新旧『立花隆 のすべて』
あれ?またもや同じ本が2冊?
右は 1996年に発刊された文藝春秋 の臨時増刊号『立花隆 のすべて』(単行本化・文庫化されている)。左は25年の時を経て、2021年8月に出た『立花隆 のすべて』。今年 4月に 80歳で亡くなった立花隆 を、さまざまなインタビューや記事を通して振り返る特集ムック本である。
新しいムック本では、ジャーナリストとしての立花隆 を世に知らしめた「田中角栄 研究」全文と、それに対する池上彰 の解説が掲載されている。また司馬遼太郎 や山中伸弥 との対談に、人文科学・社会科学・自然科学を平気で横断する立花隆 が表れている。NHKスペシャル の科学特番(「がん 生と死の謎に挑む」「サイボーグ技術が人類を変える」など)を一緒に作った岡田朋敏ディレクターが回想記事を寄せているが、科学ジャーナリスト としての立花隆 の姿を知ることができる。
また『理不尽な進化』の吉川浩光、『独学大全』の読書猿といった 21世紀の知の探索者たちが、立花隆 について寄稿している。奇しくも両人とも、立花隆 について「知の巨人」という言い方はふさわしくない、知の伽藍を築く人ではなく、知の荒野を行く人、恐れを知らぬ知の旅人である、と言っているのが興味深い。
そして2000年以降の東大立花ゼミの卒業生の代表として、立花隆 の書生・弟子と自称する緑慎也が、立花隆 が最期に書きたいと言っていた哲学の本、『形而上学 』(メタフィジックス)の草稿を紹介している。

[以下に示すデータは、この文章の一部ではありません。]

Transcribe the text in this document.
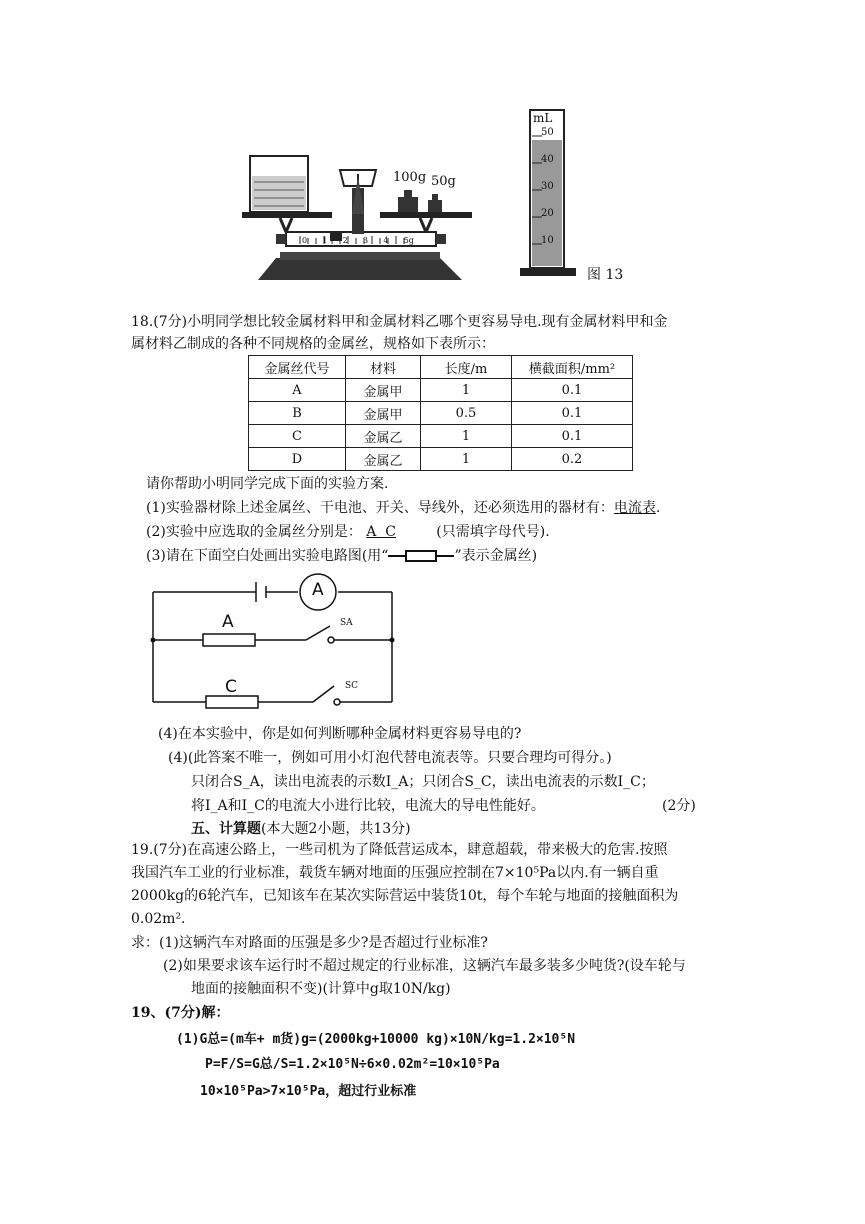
100g 50g
0 1 2 3 4 5g
mL
50
40
30
20
10
图 13
18.(7分)小明同学想比较金属材料甲和金属材料乙哪个更容易导电.现有金属材料甲和金
属材料乙制成的各种不同规格的金属丝，规格如下表所示：
金属丝代号	材料	长度/m	横截面积/mm²
A	金属甲	1	0.1
B	金属甲	0.5	0.1
C	金属乙	1	0.1
D	金属乙	1	0.2
请你帮助小明同学完成下面的实验方案.
(1)实验器材除上述金属丝、干电池、开关、导线外，还必须选用的器材有：电流表.
(2)实验中应选取的金属丝分别是： A  C	(只需填字母代号).
(3)请在下面空白处画出实验电路图(用“	”表示金属丝)
A
A	SA
C	SC
(4)在本实验中，你是如何判断哪种金属材料更容易导电的?
(4)(此答案不唯一，例如可用小灯泡代替电流表等。只要合理均可得分。)
只闭合S_A，读出电流表的示数I_A；只闭合S_C，读出电流表的示数I_C；
将I_A和I_C的电流大小进行比较，电流大的导电性能好。	(2分)
五、计算题(本大题2小题，共13分)
19.(7分)在高速公路上，一些司机为了降低营运成本，肆意超载，带来极大的危害.按照
我国汽车工业的行业标准，载货车辆对地面的压强应控制在7×10⁵Pa以内.有一辆自重
2000kg的6轮汽车，已知该车在某次实际营运中装货10t，每个车轮与地面的接触面积为
0.02m².
求：(1)这辆汽车对路面的压强是多少?是否超过行业标准?
(2)如果要求该车运行时不超过规定的行业标准，这辆汽车最多装多少吨货?(设车轮与
地面的接触面积不变)(计算中g取10N/kg)
19、(7分)解：
(1)G总=(m车+ m货)g=(2000kg+10000 kg)×10N/kg=1.2×10⁵N
P=F/S=G总/S=1.2×10⁵N÷6×0.02m²=10×10⁵Pa
10×10⁵Pa>7×10⁵Pa，超过行业标准
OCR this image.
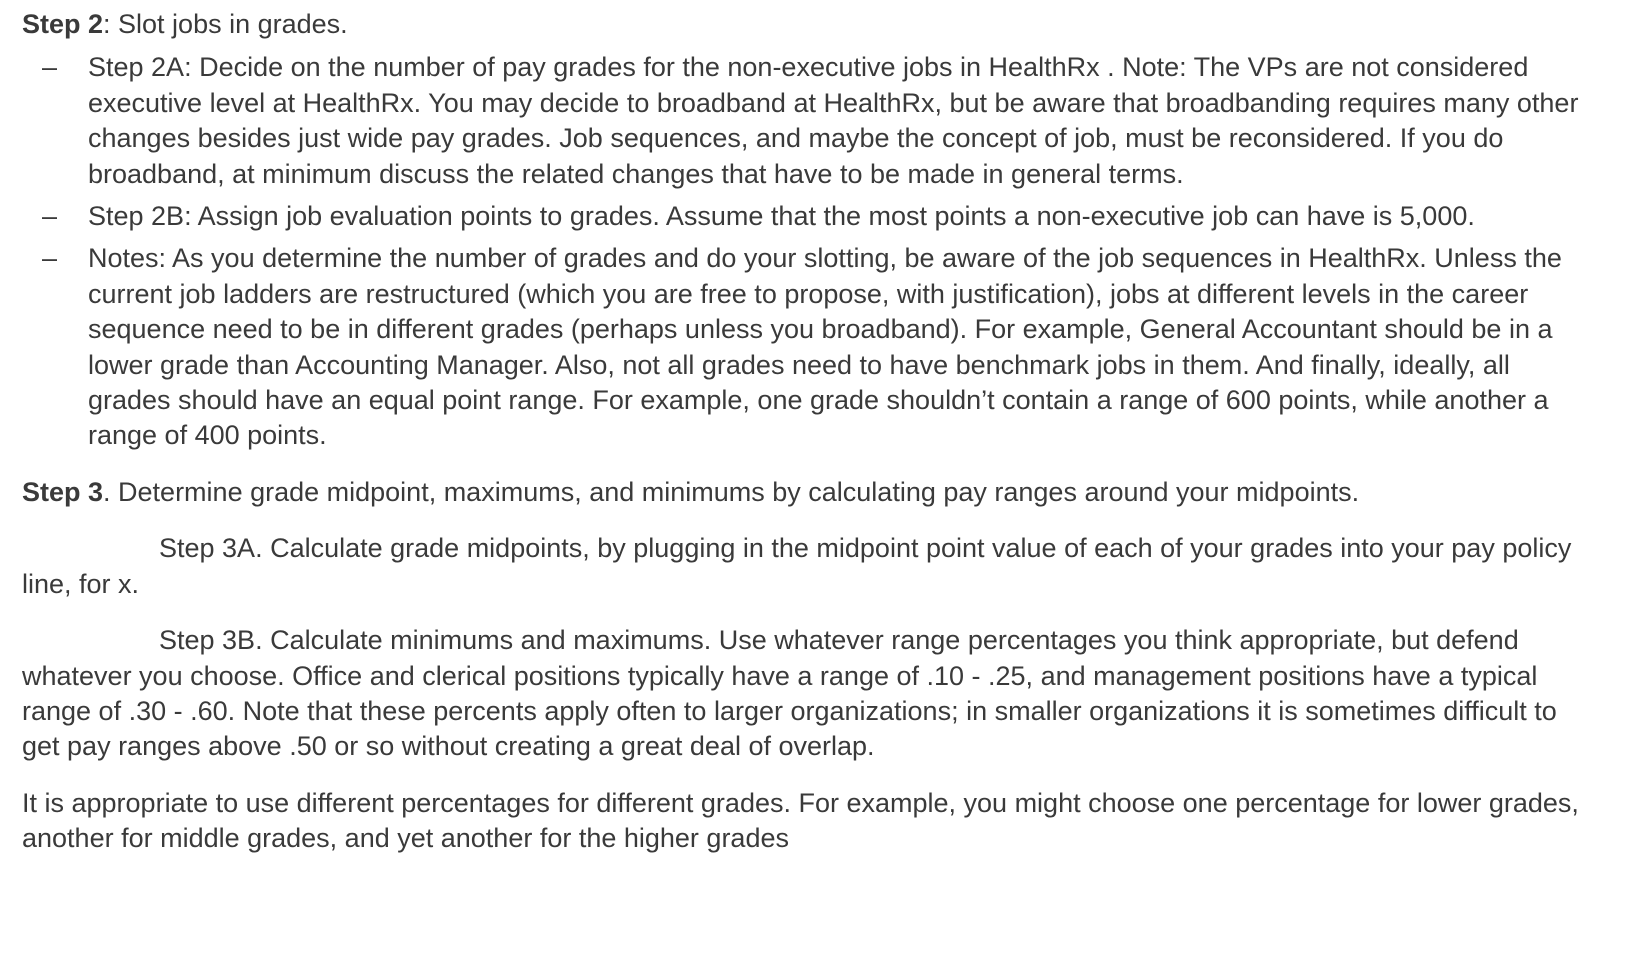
Step 2: Slot jobs in grades.

– Step 2A: Decide on the number of pay grades for the non-executive jobs in HealthRx . Note: The VPs are not considered executive level at HealthRx. You may decide to broadband at HealthRx, but be aware that broadbanding requires many other changes besides just wide pay grades. Job sequences, and maybe the concept of job, must be reconsidered. If you do broadband, at minimum discuss the related changes that have to be made in general terms.
– Step 2B: Assign job evaluation points to grades. Assume that the most points a non-executive job can have is 5,000.
– Notes: As you determine the number of grades and do your slotting, be aware of the job sequences in HealthRx. Unless the current job ladders are restructured (which you are free to propose, with justification), jobs at different levels in the career sequence need to be in different grades (perhaps unless you broadband). For example, General Accountant should be in a lower grade than Accounting Manager. Also, not all grades need to have benchmark jobs in them. And finally, ideally, all grades should have an equal point range. For example, one grade shouldn’t contain a range of 600 points, while another a range of 400 points.

Step 3. Determine grade midpoint, maximums, and minimums by calculating pay ranges around your midpoints.

Step 3A. Calculate grade midpoints, by plugging in the midpoint point value of each of your grades into your pay policy line, for x.

Step 3B. Calculate minimums and maximums. Use whatever range percentages you think appropriate, but defend whatever you choose. Office and clerical positions typically have a range of .10 - .25, and management positions have a typical range of .30 - .60. Note that these percents apply often to larger organizations; in smaller organizations it is sometimes difficult to get pay ranges above .50 or so without creating a great deal of overlap.

It is appropriate to use different percentages for different grades. For example, you might choose one percentage for lower grades, another for middle grades, and yet another for the higher grades
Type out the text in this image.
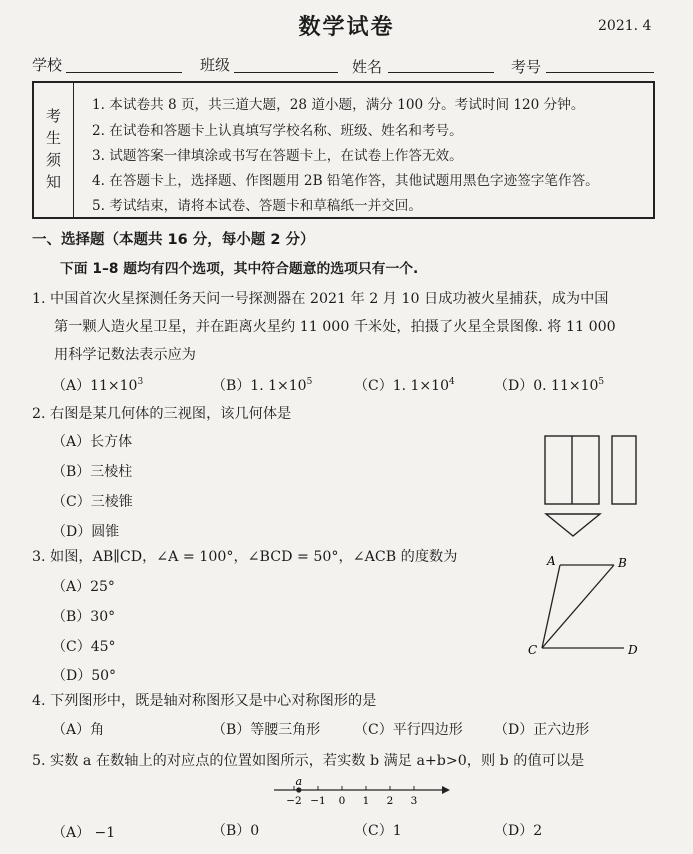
数学试卷	2021. 4
学校	班级	姓名	考号
考
生
须
知
1. 本试卷共 8 页，共三道大题，28 道小题，满分 100 分。考试时间 120 分钟。
2. 在试卷和答题卡上认真填写学校名称、班级、姓名和考号。
3. 试题答案一律填涂或书写在答题卡上，在试卷上作答无效。
4. 在答题卡上，选择题、作图题用 2B 铅笔作答，其他试题用黑色字迹签字笔作答。
5. 考试结束，请将本试卷、答题卡和草稿纸一并交回。
一、选择题（本题共 16 分，每小题 2 分）
下面 1–8 题均有四个选项，其中符合题意的选项只有一个.
1. 中国首次火星探测任务天问一号探测器在 2021 年 2 月 10 日成功被火星捕获，成为中国
第一颗人造火星卫星，并在距离火星约 11 000 千米处，拍摄了火星全景图像. 将 11 000
用科学记数法表示应为
$(A)11\times 10^3$	（B）1. $1\times 10^5$	（C）1. $1\times 10^4$	（D）0. $11\times 10^5$
2. 右图是某几何体的三视图，该几何体是
（A）长方体
（B）三棱柱
（C）三棱锥
（D）圆锥
3. 如图，AB∥CD，∠A = 100°，∠BCD = 50°，∠ACB 的度数为
（A）25°
（B）30°
（C）45°
（D）50°
A	B
C	D
4. 下列图形中，既是轴对称图形又是中心对称图形的是
（A）角	（B）等腰三角形 （C）平行四边形 （D）正六边形
5. 实数 a 在数轴上的对应点的位置如图所示，若实数 b 满足 a+b>0，则 b 的值可以是
−2 −1 0 1 2 3
a
（A） −1	（B）0	（C）1	（D）2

新しいムック本では1996年の臨時増刊号の一部を再編集して掲載している。猫ビルの紹介、梅原猛 、筑紫哲也 、野坂昭如 、中野不二男 、野村進 などによる立花隆 についての当時の記事を、懐かしく再読することができた。あの頃ちょうどインターネットが爆発的なブームを迎えていたが、これが一過性のものかどうか、という議論も当時はされていたのだな、と思い出した。
ジャーナリストとしての立花隆 について。人文・社会系(いわゆる文系)の人にとっては「田中角栄 研究」が衝撃だったようだが、自然科学系(いわゆる理系)の人間にとっては、『精神と物質』や『脳死 』『サル学の現在』が衝撃だった。徹底した科学ジャーナリズムというのだろうか。原論文を読み込むなどインタビューの前の綿密なリサーチ、それに基づく本質を問う質問の投げかけ。それを通して、研究者の素顔を明らかにするとともに、読者に研究テーマの意味・意義を伝え、その理解を助けてくれる。
その最たるものが『精神と物質』であった。この本を読んだのは、約30年前、30歳の時である。もう一度読み返してみた。そしてもう一度感動した。
立花隆 ・利根川進 『精神と物質』単行本
利根川進 博士がノーベル賞 受賞したのが 1987年。その「100年に一度」という成果の内容を、立花隆 が 20時間に及ぶインタビューの中で、明らかにしていく。高校レベルの生物の知識を前提に、分子生物学 の基礎を学びつつ、ノーベル賞 の対象となった研究「抗体の多様性生成の遺伝学的原理の解明」の内容がわかるという優れものの本である。
利根川 博士がどういう仮説を立て、その検証をするために、どういう実験を行ったか。そのためにはどのような準備を行っていたか。一流の科学者としての生き方・考え方が紹介され、またその人生におけるさまざまな師弟関係や科学者との交流も、人間味があふれるもので面白い。それと同時に、分子レベルで生命現象を解明していく分子生物学 の創成と発展を描いたドキュメンタリーになっている。
当時 30歳だった僕にとって、利根川進 という科学者はヒーローであり、また立花隆 という科学ジャーナリスト もヒーローであった。
ムック本『立花隆 のすべて』の中に、「好き嫌いこそすべての始まり」という立花隆 の文章が掲載されている。そこにあるように立花隆 は、理系・文系という人為的な境界を越えて、好きなこと、興味のあることに対する好奇心を突き詰めていった。学ばんとする意志。圧倒的なインプットから出てくるアウトプット。その強烈な権化が立花隆 であったと思う。そのインプットの一端を示した『僕はこんな本を読んできた』などの読書日記も、興味深く読んだものである。